Module 5: Scalability Architecture and Design Integration
- Require scalability impact assessments as part of solution design reviews, with architecture sign-off before project funding approval.
- Enforce stateless design patterns in new applications to enable seamless horizontal scaling and reduce session affinity dependencies.
- Size database connection pools based on concurrent user projections and observed wait times, adjusting for connection overhead in monitoring.
- Implement circuit breakers and bulkheads in microservices to contain cascading failures during capacity saturation events.
- Design data partitioning strategies (e.g., sharding, regional distribution) to distribute load and avoid single points of capacity exhaustion.
- Validate auto-scaling group configurations to ensure they respect downstream dependencies, such as database write throughput limits.
Module 6: Governance, Policy Enforcement, and Compliance
- Define and publish capacity policy standards covering acceptable utilization ranges, review frequencies, and escalation paths.
- Integrate capacity compliance checks into CI/CD pipelines, blocking deployments that exceed predefined resource entitlements.
- Conduct quarterly audits of cloud spend versus allocated capacity to detect policy deviations and shadow IT usage.
- Align capacity review cycles with regulatory reporting periods for industries with mandated service availability (e.g., financial services).
- Implement role-based access controls for capacity management tools to separate planning, execution, and audit functions.
- Document capacity-related decisions in system-of-record logs to support post-incident reviews and regulatory inquiries.
Module 7: Incident Response and Capacity-Related Outages
- Classify capacity breaches as incidents using severity levels based on user impact, triggering predefined response playbooks.
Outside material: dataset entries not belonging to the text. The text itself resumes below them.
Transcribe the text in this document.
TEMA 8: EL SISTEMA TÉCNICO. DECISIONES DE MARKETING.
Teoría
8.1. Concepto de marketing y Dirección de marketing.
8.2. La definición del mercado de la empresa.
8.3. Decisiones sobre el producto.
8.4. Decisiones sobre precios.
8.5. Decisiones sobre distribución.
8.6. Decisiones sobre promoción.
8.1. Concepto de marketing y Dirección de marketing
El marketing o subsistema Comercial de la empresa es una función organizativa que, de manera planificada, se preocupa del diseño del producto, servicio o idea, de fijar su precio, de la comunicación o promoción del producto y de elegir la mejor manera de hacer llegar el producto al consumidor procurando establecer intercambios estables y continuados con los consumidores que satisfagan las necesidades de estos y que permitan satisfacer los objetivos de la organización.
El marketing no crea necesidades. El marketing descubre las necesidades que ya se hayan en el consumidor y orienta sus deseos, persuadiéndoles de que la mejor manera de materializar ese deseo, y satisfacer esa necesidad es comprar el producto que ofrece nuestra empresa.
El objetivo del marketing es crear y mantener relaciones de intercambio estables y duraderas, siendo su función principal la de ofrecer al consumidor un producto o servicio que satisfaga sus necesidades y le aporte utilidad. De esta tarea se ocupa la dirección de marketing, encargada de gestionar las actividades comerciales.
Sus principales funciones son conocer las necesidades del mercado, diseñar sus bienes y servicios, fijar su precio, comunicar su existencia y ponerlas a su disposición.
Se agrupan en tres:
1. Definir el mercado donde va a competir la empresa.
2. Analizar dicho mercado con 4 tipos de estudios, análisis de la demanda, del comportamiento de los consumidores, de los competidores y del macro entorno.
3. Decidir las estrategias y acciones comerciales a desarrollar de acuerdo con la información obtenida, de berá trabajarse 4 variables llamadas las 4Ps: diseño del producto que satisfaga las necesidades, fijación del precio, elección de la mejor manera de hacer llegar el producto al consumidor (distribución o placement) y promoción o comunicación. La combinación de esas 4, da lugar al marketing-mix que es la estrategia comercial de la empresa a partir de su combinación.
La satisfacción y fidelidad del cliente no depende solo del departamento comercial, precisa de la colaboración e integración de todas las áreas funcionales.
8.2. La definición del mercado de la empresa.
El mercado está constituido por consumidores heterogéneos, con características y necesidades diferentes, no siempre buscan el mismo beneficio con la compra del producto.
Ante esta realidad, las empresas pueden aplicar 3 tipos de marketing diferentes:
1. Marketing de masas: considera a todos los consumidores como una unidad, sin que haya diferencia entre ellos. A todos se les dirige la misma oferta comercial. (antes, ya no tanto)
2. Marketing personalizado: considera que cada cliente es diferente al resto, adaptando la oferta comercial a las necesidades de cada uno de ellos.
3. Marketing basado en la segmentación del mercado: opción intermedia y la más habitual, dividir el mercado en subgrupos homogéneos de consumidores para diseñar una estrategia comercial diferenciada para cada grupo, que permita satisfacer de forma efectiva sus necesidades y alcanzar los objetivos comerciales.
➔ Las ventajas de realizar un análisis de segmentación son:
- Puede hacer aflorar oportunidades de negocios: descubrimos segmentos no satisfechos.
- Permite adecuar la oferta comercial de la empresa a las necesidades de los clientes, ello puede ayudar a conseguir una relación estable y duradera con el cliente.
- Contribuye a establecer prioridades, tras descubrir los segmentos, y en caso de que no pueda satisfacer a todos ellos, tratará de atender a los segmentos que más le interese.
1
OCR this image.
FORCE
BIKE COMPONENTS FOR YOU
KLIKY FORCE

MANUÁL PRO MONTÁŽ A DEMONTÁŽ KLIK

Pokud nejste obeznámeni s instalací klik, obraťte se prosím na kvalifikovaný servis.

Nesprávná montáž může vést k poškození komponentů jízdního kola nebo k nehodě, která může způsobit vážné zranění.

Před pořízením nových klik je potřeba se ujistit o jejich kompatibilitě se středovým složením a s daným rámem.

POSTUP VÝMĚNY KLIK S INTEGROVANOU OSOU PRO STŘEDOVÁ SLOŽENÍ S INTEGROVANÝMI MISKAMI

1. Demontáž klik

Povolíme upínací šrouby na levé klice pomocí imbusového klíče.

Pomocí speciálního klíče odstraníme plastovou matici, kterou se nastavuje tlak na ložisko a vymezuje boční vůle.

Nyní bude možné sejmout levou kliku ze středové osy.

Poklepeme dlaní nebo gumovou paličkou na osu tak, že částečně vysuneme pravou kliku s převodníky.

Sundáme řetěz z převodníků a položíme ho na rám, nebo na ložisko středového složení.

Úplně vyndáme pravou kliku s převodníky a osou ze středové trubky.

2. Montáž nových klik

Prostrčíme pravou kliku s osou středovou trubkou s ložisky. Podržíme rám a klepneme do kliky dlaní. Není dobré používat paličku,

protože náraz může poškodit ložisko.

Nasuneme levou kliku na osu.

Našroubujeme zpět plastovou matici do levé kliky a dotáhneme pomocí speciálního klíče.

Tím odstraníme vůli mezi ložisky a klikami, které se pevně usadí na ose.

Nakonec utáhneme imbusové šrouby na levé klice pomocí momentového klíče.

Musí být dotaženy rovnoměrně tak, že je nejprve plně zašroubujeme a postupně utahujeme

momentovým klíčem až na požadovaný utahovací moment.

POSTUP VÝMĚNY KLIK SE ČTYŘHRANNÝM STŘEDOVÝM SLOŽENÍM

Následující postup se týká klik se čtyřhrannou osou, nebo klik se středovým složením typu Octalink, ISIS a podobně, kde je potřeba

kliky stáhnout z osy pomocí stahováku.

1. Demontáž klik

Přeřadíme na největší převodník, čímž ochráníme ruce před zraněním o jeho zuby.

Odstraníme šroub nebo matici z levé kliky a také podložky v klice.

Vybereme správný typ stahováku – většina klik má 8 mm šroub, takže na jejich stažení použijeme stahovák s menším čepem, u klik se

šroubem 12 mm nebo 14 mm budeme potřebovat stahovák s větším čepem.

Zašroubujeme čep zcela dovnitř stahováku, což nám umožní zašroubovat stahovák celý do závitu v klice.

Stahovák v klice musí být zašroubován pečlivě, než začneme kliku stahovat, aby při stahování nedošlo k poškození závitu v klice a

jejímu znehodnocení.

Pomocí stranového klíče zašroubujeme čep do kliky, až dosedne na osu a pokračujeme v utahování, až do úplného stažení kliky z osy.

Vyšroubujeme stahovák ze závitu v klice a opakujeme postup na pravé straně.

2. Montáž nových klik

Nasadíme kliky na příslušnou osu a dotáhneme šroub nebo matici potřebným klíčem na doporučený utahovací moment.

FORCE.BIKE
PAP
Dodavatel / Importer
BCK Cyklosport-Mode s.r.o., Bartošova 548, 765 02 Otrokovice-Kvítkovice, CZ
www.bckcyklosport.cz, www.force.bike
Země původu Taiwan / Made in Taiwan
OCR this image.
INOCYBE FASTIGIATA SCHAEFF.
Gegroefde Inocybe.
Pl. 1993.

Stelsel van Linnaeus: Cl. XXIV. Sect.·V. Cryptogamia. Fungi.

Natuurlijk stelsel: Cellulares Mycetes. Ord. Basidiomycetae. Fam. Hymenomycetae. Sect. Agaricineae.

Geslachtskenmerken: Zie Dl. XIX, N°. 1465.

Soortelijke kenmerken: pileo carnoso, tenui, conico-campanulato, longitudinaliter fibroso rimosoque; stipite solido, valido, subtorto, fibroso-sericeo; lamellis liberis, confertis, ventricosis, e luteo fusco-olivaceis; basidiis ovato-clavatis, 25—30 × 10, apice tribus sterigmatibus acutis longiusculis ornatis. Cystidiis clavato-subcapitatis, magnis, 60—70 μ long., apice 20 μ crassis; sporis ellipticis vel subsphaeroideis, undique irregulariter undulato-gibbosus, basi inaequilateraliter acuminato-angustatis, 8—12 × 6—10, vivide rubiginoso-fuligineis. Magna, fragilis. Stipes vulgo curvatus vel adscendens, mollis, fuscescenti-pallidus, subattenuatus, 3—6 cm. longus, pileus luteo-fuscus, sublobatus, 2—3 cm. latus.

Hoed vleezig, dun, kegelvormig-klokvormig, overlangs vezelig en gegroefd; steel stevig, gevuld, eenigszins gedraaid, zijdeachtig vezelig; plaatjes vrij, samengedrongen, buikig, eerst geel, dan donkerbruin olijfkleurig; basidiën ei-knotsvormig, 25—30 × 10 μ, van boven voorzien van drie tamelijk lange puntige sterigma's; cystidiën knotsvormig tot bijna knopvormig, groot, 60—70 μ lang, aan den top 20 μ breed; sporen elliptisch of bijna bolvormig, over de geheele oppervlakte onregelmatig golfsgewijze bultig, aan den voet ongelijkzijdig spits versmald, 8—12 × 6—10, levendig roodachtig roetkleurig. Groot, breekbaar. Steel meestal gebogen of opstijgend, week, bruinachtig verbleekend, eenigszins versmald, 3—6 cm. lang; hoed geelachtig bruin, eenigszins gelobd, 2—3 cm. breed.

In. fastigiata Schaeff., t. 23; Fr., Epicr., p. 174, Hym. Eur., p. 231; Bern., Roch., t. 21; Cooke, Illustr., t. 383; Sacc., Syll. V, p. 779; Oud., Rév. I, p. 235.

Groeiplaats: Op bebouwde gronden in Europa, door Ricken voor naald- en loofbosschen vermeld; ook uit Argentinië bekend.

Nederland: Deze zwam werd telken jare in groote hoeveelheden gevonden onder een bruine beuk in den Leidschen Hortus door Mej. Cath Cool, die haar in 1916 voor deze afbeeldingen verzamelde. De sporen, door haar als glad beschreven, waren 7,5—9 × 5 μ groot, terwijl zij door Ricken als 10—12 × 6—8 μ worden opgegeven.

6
- Conduct blameless post-mortems for capacity-driven outages, focusing on systemic gaps rather than individual accountability.
- Pre-approve emergency scaling procedures, including budget overrides and change window exceptions, for critical systems.
- Integrate capacity telemetry into incident command dashboards to inform real-time decision-making during outages.
- Establish a runbook for rapid deprecation of non-essential services during sustained overload to preserve core functionality.
- Validate failover capacity during disaster recovery tests, measuring actual performance against projected demand during regional outages.
Module 8: Continuous Improvement and Optimization Feedback Loops
- Schedule bi-annual reviews of capacity models to incorporate lessons from recent incidents, technology refreshes, and architectural changes.
- Measure forecast accuracy by comparing predicted versus actual peak loads, using MAPE (Mean Absolute Percentage Error) as a KPI.
- Implement feedback mechanisms from operations teams into planning cycles, capturing real-world constraints like patching downtime.
- Track cost-per-transaction trends over time to identify efficiency gains or regressions tied to capacity decisions.
- Rotate capacity stewards across teams annually to prevent siloed knowledge and promote cross-functional ownership.
- Use A/B testing to compare the performance impact of different capacity configurations in pre-production environments.